I’m starting to see how there are no rules for this part of the game. You can’t Google “Internet etiquette for young adult children and their parents” (and if you do — as I did — you find two things: courses on table manners for kids and courses for parents on how to keep their kids safe from sexual predators on the internet). Guidelines for how we conduct ourselves on the Internet, what we show, do, and say, have yet to be written. And if they were written, what would they tell us? “Create a separate Myspace account for each area of your life”? “Don’t put any personal information, opinions, or ideas on the internet! Ever!”

All we can do online is all we can do in our “real” lives: be who we are, as well as we know how. Lying about liking porn might have made my life in relation to my dad a little easier, but maybe my girlfriend wouldn’t have responded as quickly to my profile when I seduced her via Myspace. Yes, we met online. The same site that introduced me to my girlfriend also introduced my sexual ideals to my father. Funny that. Funny and awkward, that, but true, and useful.

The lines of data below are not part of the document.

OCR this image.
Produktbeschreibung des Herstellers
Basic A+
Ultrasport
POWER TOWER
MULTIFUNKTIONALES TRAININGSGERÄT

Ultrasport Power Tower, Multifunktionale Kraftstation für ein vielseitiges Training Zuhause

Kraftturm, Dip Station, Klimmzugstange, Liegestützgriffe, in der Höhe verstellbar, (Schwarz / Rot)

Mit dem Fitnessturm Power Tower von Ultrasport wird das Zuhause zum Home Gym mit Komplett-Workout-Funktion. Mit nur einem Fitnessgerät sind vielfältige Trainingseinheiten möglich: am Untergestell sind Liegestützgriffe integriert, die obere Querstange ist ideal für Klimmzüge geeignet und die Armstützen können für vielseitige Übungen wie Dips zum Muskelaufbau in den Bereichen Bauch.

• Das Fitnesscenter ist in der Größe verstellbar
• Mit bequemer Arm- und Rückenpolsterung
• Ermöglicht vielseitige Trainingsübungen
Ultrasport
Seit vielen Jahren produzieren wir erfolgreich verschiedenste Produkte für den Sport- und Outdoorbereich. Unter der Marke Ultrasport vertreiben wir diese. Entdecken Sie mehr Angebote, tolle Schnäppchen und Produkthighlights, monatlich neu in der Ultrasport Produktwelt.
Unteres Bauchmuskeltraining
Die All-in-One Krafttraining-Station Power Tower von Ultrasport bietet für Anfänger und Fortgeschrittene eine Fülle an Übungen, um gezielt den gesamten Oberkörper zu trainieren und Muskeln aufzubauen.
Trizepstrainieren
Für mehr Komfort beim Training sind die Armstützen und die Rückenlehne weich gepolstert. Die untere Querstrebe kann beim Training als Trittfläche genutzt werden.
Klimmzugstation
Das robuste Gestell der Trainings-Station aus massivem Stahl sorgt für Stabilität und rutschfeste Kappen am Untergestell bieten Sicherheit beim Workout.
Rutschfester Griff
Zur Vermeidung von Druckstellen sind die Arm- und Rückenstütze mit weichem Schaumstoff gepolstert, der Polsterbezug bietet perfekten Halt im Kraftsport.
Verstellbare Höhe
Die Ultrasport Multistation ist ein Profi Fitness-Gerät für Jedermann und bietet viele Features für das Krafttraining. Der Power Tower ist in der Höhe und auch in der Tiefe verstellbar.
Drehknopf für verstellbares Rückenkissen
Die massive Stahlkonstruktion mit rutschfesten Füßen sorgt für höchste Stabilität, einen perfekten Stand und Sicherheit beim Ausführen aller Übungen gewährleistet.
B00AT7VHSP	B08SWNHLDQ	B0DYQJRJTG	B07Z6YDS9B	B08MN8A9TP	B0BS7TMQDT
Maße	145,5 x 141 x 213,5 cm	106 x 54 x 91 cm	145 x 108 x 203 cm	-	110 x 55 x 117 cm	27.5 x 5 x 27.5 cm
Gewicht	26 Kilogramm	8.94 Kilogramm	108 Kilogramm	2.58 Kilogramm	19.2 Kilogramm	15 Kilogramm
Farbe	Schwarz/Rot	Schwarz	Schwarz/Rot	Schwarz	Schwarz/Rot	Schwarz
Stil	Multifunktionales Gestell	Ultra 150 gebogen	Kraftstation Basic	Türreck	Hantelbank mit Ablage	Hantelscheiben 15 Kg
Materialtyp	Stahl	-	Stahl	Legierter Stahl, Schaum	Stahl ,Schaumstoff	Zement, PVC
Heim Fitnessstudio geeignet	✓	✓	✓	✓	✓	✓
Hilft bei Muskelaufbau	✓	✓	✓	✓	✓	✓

Technology today has the potential to integrate the multiple facets and priorities of our lives. Not only can you listen to your entire collection of music while checking your email on your cell phone and riding the train to work, but you can also weave (with a delicate and deliberate hand) your personal, family, work, and dream lives. If you don’t do the mixing of these layers, someone else will do it for you, out of nowhere, abrupt. Maybe your boss will find your drunk and stoned party pictures. Maybe your lover will check your email. Maybe your father will find your porn blogs. Don’t think people aren’t searching.

Insomnia found me looking through single San Francisco girls on Myspace one night last December. Now, over a year later, I’m still with the one girl who stood out. Her page was dorky and sweet (she likes bumper boats and math), and her pictures were adorable. My dad says that he went searching on the Good Vibrations website for my writing because he likes my opinions, likes my style of writing. He likes my voice. Sometimes — again, with the help of Myspace and Friendster — I spy high school classmates, judging old flames and missing lost friendships.

Sometimes I stumble into Fleshbot, or wired.com’s Sexdrive, and read sex news and celebrity gossip. Sometimes I go to my dad’s Myspace page and look at his girlfriend’s pictures of their life in Florida. The two of them have put up shots of the kids, the new dog, the house. She writes about her daughter’s soccer games and dance recitals. They use the Internet to keep in touch with their scattered relatives; I use the Internet to spread the gospel of sex positivity and porn.

And, way down in southern California, the Traditional Values Coalition uses the Internet to send prayers to the President of the United States of America. Sometimes, happily and prepared or not, we all collide.